“Last of the Institutions” – Part 3 will air tomorrow (Wednesday, November 18, 2015) on King 5 in Seattle. Susannah Frame, the investigator on this story has promised this segment will have the stories and view points of families, guardians, professionals and community members who support a full continuum of care for our most vulnerable.
I have been hard on Susannah Frame for the impressions that she has given with regards these issues. I am hard on her since she has been given some information that contradicts much of what she has reported yet has not addressed the issues. I thought that was what an investigation was intended to do and maybe I’m just impatient.
From my perspective and the perspective of many advocates for people with intellectual and developmental disabilities, Susannah Frame has only regurgitated the rhetoric we have heard for years without looking into why advocates claim the reports (which she terms “scientific research”) are misinterpreted and fall very short of addressing the diversity of the population.
Yes, it is true that MOST people with intellectual/developmental disabilities can live in small community homes and settings but we are not talking about MOST in this situation. We are talking about those who have the very highest support needs and we are talking about safe, appropriate and integrative care.

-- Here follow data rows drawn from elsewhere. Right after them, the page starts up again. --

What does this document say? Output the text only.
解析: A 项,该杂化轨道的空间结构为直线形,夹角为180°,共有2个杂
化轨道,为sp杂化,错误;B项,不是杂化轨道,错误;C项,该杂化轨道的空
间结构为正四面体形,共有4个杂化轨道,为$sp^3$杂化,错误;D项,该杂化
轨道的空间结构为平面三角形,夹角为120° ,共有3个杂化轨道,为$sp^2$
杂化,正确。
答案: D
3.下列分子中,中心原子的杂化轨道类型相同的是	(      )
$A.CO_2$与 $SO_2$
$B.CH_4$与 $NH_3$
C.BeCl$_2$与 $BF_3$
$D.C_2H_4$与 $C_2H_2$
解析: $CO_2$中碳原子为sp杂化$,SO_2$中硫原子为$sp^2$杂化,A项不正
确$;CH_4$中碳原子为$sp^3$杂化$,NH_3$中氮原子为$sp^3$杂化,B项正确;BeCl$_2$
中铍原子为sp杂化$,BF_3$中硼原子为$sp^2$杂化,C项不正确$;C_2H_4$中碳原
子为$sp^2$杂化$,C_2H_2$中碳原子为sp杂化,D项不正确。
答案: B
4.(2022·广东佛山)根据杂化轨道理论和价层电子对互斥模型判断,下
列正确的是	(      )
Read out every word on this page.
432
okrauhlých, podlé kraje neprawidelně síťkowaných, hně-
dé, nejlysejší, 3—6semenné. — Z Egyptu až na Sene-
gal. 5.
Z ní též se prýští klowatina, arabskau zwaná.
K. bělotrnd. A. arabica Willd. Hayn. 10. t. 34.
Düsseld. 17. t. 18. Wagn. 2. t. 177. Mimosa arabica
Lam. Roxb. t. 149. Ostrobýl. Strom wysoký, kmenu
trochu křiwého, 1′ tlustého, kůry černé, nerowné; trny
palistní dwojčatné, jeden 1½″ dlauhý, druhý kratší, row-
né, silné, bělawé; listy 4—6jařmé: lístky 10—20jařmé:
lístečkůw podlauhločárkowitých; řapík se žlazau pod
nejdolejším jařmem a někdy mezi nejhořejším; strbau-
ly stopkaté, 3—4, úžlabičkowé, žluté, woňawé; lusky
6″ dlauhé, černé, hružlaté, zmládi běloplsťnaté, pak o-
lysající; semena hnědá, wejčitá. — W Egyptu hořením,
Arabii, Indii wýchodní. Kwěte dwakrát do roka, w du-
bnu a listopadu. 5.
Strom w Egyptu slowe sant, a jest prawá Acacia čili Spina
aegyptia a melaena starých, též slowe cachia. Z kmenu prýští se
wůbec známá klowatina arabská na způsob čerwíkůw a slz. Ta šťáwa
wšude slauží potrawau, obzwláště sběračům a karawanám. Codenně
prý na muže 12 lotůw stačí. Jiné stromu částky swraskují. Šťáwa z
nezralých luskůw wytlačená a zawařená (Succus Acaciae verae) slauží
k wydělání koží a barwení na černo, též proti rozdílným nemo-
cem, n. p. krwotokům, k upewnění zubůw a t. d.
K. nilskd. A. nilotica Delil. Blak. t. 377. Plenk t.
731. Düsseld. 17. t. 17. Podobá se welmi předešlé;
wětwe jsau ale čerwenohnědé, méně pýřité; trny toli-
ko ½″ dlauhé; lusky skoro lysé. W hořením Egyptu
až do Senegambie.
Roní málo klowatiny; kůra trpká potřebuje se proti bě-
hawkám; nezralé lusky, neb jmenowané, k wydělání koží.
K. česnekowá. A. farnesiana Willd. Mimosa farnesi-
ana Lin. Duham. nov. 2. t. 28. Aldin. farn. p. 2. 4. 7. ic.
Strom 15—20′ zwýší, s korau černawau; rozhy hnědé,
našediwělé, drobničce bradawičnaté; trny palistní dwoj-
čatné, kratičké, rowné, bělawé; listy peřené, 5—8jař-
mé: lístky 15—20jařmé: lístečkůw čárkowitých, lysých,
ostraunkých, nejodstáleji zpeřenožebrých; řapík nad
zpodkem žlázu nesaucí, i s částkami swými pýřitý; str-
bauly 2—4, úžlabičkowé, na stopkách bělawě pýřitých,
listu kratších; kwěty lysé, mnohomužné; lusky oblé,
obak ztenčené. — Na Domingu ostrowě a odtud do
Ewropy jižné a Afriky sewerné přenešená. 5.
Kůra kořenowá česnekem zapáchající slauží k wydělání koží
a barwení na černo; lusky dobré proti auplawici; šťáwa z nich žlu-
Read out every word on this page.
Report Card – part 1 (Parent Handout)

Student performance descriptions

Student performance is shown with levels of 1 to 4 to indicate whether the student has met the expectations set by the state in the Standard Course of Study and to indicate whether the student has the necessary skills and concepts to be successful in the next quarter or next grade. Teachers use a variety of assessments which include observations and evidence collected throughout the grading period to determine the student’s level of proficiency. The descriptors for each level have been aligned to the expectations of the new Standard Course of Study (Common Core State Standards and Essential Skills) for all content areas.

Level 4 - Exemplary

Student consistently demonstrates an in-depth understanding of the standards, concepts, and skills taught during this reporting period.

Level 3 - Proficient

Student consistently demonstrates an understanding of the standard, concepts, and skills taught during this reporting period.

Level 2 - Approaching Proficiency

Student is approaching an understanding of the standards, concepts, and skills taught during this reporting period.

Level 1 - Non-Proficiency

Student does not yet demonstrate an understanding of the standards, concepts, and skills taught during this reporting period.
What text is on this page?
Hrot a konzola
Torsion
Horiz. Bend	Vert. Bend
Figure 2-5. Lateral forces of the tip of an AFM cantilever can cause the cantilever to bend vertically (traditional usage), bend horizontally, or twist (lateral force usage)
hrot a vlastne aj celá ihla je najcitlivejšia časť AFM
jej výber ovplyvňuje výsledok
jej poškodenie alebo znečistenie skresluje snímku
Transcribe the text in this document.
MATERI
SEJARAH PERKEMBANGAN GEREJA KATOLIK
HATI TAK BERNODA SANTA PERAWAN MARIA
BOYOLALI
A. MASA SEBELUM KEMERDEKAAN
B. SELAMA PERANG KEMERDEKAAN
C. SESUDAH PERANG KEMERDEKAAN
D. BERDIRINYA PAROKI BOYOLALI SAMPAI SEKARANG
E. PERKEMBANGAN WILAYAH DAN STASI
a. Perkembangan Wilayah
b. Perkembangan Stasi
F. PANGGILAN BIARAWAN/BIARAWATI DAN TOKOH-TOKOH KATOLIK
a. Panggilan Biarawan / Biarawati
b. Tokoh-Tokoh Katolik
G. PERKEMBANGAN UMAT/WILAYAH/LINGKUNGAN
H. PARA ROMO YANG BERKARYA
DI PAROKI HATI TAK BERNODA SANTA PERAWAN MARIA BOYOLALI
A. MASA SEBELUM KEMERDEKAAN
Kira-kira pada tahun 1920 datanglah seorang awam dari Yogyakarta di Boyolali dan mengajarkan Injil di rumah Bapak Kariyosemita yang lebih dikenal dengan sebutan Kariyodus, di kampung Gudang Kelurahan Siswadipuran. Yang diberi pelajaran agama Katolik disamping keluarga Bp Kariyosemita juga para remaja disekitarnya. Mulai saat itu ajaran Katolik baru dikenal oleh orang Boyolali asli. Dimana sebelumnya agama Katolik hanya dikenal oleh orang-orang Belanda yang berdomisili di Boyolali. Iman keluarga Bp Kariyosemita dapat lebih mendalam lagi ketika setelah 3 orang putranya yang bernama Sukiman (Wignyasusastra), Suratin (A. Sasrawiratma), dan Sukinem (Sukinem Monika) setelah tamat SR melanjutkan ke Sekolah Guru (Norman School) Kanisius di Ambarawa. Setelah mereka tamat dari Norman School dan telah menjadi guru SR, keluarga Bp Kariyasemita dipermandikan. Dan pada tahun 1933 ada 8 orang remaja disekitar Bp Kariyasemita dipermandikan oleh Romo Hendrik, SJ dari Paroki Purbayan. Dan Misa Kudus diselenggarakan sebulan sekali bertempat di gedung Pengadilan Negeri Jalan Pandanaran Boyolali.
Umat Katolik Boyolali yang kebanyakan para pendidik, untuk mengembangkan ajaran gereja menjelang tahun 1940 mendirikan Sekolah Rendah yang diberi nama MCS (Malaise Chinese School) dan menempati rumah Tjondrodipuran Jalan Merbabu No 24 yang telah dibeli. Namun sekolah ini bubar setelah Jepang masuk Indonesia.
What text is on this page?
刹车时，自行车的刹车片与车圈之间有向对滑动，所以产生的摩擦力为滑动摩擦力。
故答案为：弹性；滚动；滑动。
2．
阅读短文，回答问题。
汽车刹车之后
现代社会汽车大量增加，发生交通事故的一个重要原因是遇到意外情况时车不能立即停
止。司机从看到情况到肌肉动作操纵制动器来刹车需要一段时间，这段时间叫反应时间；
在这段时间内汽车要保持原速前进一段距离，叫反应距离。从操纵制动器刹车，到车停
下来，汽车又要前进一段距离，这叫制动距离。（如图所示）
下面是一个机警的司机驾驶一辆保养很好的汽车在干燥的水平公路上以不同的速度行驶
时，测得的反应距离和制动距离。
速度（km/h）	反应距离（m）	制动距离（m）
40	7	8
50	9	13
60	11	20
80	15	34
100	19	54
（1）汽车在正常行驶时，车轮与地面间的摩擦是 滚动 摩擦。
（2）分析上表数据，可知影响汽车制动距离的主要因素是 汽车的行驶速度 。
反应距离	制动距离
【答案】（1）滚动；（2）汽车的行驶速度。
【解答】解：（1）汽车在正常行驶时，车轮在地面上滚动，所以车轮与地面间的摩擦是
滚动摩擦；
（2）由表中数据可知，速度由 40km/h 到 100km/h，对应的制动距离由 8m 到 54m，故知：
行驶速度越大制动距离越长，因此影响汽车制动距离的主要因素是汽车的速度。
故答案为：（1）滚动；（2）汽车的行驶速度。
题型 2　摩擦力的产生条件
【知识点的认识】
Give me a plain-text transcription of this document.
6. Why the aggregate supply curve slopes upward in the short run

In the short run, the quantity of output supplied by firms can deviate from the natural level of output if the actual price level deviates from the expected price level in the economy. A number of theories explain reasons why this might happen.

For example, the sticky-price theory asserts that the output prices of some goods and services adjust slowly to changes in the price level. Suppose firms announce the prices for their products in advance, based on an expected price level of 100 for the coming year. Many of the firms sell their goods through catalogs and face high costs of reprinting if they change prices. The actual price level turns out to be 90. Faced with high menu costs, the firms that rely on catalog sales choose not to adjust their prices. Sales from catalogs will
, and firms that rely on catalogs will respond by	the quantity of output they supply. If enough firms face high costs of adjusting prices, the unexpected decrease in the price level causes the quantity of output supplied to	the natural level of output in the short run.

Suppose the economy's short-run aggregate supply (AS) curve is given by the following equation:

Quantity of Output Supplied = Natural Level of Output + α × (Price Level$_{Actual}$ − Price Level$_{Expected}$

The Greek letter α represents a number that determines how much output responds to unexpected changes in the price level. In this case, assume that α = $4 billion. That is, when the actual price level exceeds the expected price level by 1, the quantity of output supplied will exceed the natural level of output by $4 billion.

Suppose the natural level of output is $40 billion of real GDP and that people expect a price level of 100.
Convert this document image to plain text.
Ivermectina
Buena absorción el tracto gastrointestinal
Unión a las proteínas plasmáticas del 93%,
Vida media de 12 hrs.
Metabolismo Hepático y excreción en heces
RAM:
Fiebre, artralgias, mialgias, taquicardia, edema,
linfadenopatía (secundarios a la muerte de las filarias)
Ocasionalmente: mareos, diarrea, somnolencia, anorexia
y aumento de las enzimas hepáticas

It is also true that there are some people with these extremely high support needs who do live in small community family homes and settings. No one disputes that fact either.
What we need to understand is that for these people who have extremely high support needs, their care is expensive – no matter where they live. In fact, the cost of their daily personal care alone in a small community home is greater than full, comprehensive care in a therapeutic community.
We only have so many resources to go around and share with a diverse population. What is disturbing to me is this so-called advocacy that wants to evict people from their homes only to push them into another community that will not be able to accommodate their needs. This will then create a much larger crisis for those on the other end of the spectrum who only need a little support – they will go without. Is this advocacy?